Where did this turnaround come from? Were there any warning signs that he was about to turn things around? Not really. On May 20, Walker had the sixth-highest exit velocity against among starting pitchers, per BaseballSavant.com, and didn't have a reliable breaking pitch to lean on; he threw his splitter 16.9 percent of the time, but opposing batters were hitting .447 against it, while swinging and missing just 11.4 percent of the time against it.

Those weren't exactly promising signs, especially if I told you that, from that point on, he would actually become even more reliant on that splitter. And yet, that splitter is the key to his turnaround.

On May 28, Walker was picking up a swinging strike on 9.5 percent of his four-seam fastballs, while throwing it 65.9 percent of the time. He has increase his usage of both since, to 71.1 percent and an 11.0 swinging strike rate, but those aren't huge jumps; the huge jump has come with his splitter. Over his last eight starts, Walker's splitter has become a true weapon. He has thrown it 146 times while picking up 36 swinging strikes. That's a 24.6 percent rate, a huge improvement. Opposing hitters have managed just a .143 average against it, and the numbers are even starker against left-handed batters; he has thrown it 22.5 percent of the time to lefties, with a swinging strike rate of 23.2 percent and a batting average of .132.

In that earlier post, I noted that Walker's high free pass rate wasn't necessarily the result of his inability to throw strikes, as he was in the strike zone more often than nearly all pitchers in baseball. The problem was that he was inducing a swing on those pitches outside of the zone just 25.3 percent of the time. If batters are able to lay off those pitches outside of the zone, you're going to have trouble staying ahead of batters no matter how good your control is.

Since May 20, Walker's percentage of pitches inside the strike zone has actually gone down slightly, to 37.4 percent. However, he has made up for that by drastically improving the rate of pitches outside of the strike zone he has been able to induce a swing on.

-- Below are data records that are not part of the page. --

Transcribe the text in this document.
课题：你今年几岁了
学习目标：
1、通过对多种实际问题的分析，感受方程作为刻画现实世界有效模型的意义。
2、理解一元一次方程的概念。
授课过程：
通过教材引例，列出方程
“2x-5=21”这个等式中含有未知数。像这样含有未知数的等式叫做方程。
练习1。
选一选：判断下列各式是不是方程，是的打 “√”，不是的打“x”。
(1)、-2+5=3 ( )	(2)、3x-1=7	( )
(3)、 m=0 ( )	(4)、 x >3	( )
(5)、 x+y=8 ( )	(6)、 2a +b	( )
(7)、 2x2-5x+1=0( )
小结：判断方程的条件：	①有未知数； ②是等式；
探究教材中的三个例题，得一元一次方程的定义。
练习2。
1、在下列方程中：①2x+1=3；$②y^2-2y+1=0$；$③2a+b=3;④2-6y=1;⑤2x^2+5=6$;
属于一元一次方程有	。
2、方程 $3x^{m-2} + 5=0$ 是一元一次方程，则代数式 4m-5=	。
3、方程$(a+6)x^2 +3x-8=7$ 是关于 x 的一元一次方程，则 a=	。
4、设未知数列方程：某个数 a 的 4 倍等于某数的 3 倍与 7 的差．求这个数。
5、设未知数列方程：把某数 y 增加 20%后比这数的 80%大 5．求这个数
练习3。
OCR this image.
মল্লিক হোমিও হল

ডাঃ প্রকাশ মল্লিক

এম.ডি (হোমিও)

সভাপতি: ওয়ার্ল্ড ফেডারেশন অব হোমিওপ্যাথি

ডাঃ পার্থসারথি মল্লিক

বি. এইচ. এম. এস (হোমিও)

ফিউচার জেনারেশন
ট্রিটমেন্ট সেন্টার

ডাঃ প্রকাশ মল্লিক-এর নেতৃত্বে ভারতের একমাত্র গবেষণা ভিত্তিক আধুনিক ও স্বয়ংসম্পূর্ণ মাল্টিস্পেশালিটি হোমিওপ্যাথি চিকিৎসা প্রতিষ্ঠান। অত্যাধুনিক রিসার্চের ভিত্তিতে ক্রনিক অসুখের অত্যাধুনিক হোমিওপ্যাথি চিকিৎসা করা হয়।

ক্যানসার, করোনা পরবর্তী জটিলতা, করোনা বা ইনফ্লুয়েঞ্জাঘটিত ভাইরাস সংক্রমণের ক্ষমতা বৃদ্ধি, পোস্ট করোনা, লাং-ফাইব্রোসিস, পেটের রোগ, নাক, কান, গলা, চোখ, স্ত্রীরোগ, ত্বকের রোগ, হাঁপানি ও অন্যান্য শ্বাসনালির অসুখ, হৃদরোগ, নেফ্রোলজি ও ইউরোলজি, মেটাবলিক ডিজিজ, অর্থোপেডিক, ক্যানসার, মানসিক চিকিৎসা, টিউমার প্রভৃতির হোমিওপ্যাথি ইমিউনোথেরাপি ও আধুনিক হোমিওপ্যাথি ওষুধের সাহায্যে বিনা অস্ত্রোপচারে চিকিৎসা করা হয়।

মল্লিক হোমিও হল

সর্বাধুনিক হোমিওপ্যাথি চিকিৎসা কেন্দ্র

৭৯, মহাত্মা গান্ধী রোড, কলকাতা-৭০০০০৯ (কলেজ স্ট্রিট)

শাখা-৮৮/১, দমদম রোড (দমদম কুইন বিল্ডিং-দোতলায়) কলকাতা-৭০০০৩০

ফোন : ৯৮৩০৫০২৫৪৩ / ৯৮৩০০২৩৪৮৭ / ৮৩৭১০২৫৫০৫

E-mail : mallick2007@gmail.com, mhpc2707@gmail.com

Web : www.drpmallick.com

That has jumped all the way to 35.8 percent of his last nine starts, a number that would rank eighth in the majors; he was in the bottom-20 before. 

For what it's worth, Walker's increase reliance on the fastball-splitter combination has actually left him running a reverse split for the season, with right-handed batters posting an OPS 68 points higher than lefties against him. This is probably a natural result of him becoming much less reliant on his cutter/slider and curveball, as he has thrown them just 9.2 percent of the time since May 29, compared to 18.2 percent before. The next step in his evolution might be working his breaking pitches back into his repertoire to combat some of his issues against righties. 

If there is one lesson to take from Walker's season so far, it is probably this: What has happened so far is not necessarily a sign of what will happen in the future. His improvement basically came out of nowhere, and the change that fueled it couldn't really have been predicted. Given his age, betting on his upside wasn't a bad idea, but if you dropped him in April or May, it is hard to blame yourself for that decision either. 

Where should expectations for Walker fall from this point on? Well, you probably can't expect him to be the second-best pitcher in Fantasy moving forward, to start. On the other hand, he has been so good that any expectations of failure on the level of his first two months are out the window as well. Realistically, he can be a top-25 pitcher from this point on, though his age and track record gives him a wider range of possible outcomes than most pitchers in that range.

Not bad for someone you might have picked up on waivers just a few months ago.